Cavalo com rodas, brinquedo dos séc. XIV-XIII  AC

Conjunto de escrita, séc. III-IV

Nove musas decoram o fundo da caixa. O vaso de tinta estava fixo na tampa.

Fecho em ouro de Armaziskhevi, séc. III. 


Frasco de especiarias, do túmulo de Avchaliskari, séc IV-V. 

O Mosteiro de Jvari (séc. VI)

No alto do monte Jvari em frente à cidade, este templo vale pela situação, como um ninho de águia. É um mosteiro do séc. VI também ligado à vida da Santa Nino.  É outro bom exemplo da arquitectura do início da Idade Média na Geórgia.
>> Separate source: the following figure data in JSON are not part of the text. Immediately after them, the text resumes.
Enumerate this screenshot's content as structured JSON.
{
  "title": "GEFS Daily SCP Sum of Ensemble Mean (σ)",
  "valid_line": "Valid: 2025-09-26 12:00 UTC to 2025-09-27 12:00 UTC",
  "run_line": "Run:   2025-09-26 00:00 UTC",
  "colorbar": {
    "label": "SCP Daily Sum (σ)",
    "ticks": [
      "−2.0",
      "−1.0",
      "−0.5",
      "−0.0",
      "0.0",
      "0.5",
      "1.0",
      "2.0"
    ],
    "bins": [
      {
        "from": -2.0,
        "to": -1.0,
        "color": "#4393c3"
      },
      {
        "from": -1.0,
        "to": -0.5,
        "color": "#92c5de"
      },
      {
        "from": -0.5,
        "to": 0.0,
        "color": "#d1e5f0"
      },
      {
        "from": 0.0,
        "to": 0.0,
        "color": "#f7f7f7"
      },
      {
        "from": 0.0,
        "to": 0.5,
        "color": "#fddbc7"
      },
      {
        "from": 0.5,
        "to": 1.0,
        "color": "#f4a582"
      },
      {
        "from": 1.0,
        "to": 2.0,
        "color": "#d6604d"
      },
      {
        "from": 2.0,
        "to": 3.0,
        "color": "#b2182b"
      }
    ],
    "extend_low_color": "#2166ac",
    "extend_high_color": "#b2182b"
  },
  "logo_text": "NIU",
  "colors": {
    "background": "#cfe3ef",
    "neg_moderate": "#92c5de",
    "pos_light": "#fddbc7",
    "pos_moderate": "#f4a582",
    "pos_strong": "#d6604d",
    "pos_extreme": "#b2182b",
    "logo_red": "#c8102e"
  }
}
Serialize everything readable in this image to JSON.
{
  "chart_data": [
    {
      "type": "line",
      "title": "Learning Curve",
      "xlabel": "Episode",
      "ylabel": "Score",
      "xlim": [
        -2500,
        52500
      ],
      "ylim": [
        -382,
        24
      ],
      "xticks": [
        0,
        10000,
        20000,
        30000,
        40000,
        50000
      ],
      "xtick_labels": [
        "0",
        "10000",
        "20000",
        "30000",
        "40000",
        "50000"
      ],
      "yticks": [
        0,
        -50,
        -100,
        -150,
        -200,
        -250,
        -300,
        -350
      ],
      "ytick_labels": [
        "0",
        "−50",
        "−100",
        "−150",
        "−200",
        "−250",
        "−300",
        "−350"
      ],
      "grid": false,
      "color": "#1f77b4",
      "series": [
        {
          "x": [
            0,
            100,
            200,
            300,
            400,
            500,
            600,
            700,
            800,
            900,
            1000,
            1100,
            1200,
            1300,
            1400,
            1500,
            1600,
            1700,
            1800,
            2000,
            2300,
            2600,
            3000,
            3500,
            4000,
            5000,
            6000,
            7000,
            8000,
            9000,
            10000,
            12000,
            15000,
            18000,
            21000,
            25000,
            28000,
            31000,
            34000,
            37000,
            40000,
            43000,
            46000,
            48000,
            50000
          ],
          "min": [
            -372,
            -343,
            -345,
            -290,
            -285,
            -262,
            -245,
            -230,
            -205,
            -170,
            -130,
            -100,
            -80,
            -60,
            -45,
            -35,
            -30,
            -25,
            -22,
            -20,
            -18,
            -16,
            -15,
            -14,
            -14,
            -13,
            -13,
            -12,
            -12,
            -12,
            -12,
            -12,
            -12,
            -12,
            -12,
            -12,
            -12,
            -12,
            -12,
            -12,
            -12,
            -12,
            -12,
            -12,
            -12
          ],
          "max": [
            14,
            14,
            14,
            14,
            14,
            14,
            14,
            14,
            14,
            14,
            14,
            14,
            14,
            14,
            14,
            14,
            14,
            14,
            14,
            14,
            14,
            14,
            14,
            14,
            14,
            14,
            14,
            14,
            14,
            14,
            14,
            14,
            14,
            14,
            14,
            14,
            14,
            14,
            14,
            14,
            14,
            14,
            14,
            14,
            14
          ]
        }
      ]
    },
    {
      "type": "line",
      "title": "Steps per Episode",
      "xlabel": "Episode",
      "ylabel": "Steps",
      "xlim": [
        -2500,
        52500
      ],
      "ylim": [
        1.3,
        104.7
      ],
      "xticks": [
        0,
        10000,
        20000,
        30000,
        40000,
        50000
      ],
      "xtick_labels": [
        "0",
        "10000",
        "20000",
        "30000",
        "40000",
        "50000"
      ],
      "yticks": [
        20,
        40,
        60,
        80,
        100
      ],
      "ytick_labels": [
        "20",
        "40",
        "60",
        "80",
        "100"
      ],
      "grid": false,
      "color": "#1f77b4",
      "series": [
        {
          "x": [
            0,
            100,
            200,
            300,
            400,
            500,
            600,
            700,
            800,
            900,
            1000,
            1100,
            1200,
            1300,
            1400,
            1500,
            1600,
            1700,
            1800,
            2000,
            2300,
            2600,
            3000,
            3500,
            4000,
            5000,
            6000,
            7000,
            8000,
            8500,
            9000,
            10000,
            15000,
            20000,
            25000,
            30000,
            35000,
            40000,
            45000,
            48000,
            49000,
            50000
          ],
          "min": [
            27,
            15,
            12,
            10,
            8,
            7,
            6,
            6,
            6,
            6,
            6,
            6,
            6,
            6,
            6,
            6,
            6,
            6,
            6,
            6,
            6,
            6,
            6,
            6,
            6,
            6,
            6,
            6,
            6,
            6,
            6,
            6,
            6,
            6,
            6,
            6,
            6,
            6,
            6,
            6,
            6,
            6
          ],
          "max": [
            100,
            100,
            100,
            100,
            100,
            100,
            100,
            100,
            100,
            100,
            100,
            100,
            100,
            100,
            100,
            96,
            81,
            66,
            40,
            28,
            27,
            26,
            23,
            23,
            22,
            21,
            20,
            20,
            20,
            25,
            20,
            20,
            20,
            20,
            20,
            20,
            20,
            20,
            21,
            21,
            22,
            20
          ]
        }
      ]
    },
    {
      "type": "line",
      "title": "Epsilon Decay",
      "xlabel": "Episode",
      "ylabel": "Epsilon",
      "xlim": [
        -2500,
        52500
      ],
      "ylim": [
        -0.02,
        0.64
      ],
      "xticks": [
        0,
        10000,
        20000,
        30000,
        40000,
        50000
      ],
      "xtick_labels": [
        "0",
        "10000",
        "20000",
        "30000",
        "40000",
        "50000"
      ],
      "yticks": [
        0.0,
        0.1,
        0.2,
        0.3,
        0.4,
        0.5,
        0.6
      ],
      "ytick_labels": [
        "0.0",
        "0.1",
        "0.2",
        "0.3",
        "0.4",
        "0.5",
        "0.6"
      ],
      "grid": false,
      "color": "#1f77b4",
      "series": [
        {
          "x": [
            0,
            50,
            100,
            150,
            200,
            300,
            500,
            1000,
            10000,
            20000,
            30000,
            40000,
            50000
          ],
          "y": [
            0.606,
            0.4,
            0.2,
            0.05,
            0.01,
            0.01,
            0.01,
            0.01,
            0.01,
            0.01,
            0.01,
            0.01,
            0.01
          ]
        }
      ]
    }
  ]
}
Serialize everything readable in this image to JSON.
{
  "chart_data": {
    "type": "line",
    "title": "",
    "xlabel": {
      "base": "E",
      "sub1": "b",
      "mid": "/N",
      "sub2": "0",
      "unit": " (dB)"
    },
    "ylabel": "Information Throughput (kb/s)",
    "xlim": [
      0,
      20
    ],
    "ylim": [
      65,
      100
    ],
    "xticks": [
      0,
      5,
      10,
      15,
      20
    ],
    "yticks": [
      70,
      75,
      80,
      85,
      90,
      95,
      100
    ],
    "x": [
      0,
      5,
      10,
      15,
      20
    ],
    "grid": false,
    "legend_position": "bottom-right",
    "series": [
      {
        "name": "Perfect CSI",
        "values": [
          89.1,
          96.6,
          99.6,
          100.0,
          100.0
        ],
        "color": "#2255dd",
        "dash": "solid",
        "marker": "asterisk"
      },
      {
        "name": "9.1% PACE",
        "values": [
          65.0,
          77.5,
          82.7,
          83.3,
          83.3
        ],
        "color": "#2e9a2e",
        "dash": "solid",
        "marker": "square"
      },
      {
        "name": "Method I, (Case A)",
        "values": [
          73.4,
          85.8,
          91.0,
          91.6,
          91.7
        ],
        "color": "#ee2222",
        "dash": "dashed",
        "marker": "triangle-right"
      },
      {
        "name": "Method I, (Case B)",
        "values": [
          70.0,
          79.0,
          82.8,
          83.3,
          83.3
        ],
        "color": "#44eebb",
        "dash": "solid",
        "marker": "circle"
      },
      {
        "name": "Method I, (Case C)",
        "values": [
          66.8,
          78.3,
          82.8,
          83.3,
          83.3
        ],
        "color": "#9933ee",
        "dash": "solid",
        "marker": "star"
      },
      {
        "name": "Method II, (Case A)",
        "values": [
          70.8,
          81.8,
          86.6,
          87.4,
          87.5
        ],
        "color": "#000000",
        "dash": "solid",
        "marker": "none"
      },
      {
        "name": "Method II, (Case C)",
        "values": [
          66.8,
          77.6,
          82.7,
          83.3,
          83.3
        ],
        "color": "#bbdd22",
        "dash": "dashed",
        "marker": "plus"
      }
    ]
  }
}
Obviamente, lugar de peregrinação.




A Geórgia é conhecida como país de mosteiros e igrejas. Pode saturar quem visita. Vou só referir mais um, próximo de Mtskheta, e também invulgarmente localizado.


O mosteiro de Shio-Mgvime


Situado numa margenm do rio Kura a 20 km de Mtskheta, este mosteiro do século VI está dedicado a Shio (S. Simeão), um dos 13 Padres Sírios (grupo de missionários que chegou à Geórgia vindo da Mesopotâmia). O nome Shio-Migvime significa 'gruta de Shio'.

O complexo inclui duas catedrais, uma fonte, casas e residências e várias caves na parede de calcário em volta, e chegou a  albergar 2000 monges.

Catedral Superior (1103-1123)


Iconostasis

São notáveis as pinturas morais na catedral superior.


A Igreja de S. João Baptista é o templo mais antigo de Shio-Mgvime.

Igreja de S João Baptista, 550-560

Mtskheta na Rota da Seda

As rotas antigas de comércio que atravessavam em Mtskheta a confluência dos dois rios, ligando o oriente ao ocidente, vinham da direcção de Baku, rodeando pelo sul as margens do Mar Cáspio.


Desde o século VI a Ibéria oferecia uma alternativa crucial às rotas das caravanas pela Pérsia, mais perigosas devido a conflitos entre o Império Bizantino e a dinastia Sassânida. Em 568, o imperador Justiniano II redirigiu os mercadores da Ásia central para uma nova rota mais a Norte, seguindo em torno do mar Cáspio até Baku, atravessando depois o Cáucaso pela passagen de Daryal em direcção ao Mar Negro, e daí em segurança para Bizâncio.

A passagem de Daryal, já conhecida de Persas, Gregos e Romanos, era na antiguidade a única rota de travessia do Cáucaso.

Era certamente uma rota mais longa e acidentada, perdia-se tempo e muitos não resistiam; mas era mais segura e lucrativa. Continuou a ser usada até 1461, quando o Império Otomano ocupou essas terras depois da queda de Constantinopla. 

No território da actual Geórgia, a Rota de Seda passaria pela região da Svanetia, pelos rios KubanTeberda Inguri e terminava em Phasis (agora  Poti) no Mar Negro. Seguindo para Norte, no vale de Uchkulan ainda existe um muro de retenção no acesso ao Nakhar pass. Passado o Cáucaso, as Caravanas desciam até Mestia, e depois subiam de novo para a aldeia histórica de Ushguli, hoje tornada uma atracção para viajantes aventureiros.

Ushguli

Tenciono em breve publicar um post dedicado as aldeias do Cáucaso georgiano.


Simpatizo muito com a Geórgia. Entalada entre a agressiva Rússia e a muçulmana Turquia, entre duas ditaduras de tradição expansionista, a Geórgia parece um enclave da Europa, pacífica, civilizada , culta e quase liberal. Desejo-lhe a melhor sorte, que se distinga sempre pela nobreza da sua humanidade, e ultrapasse os maus vizinhos sem sofrer mais ameaças.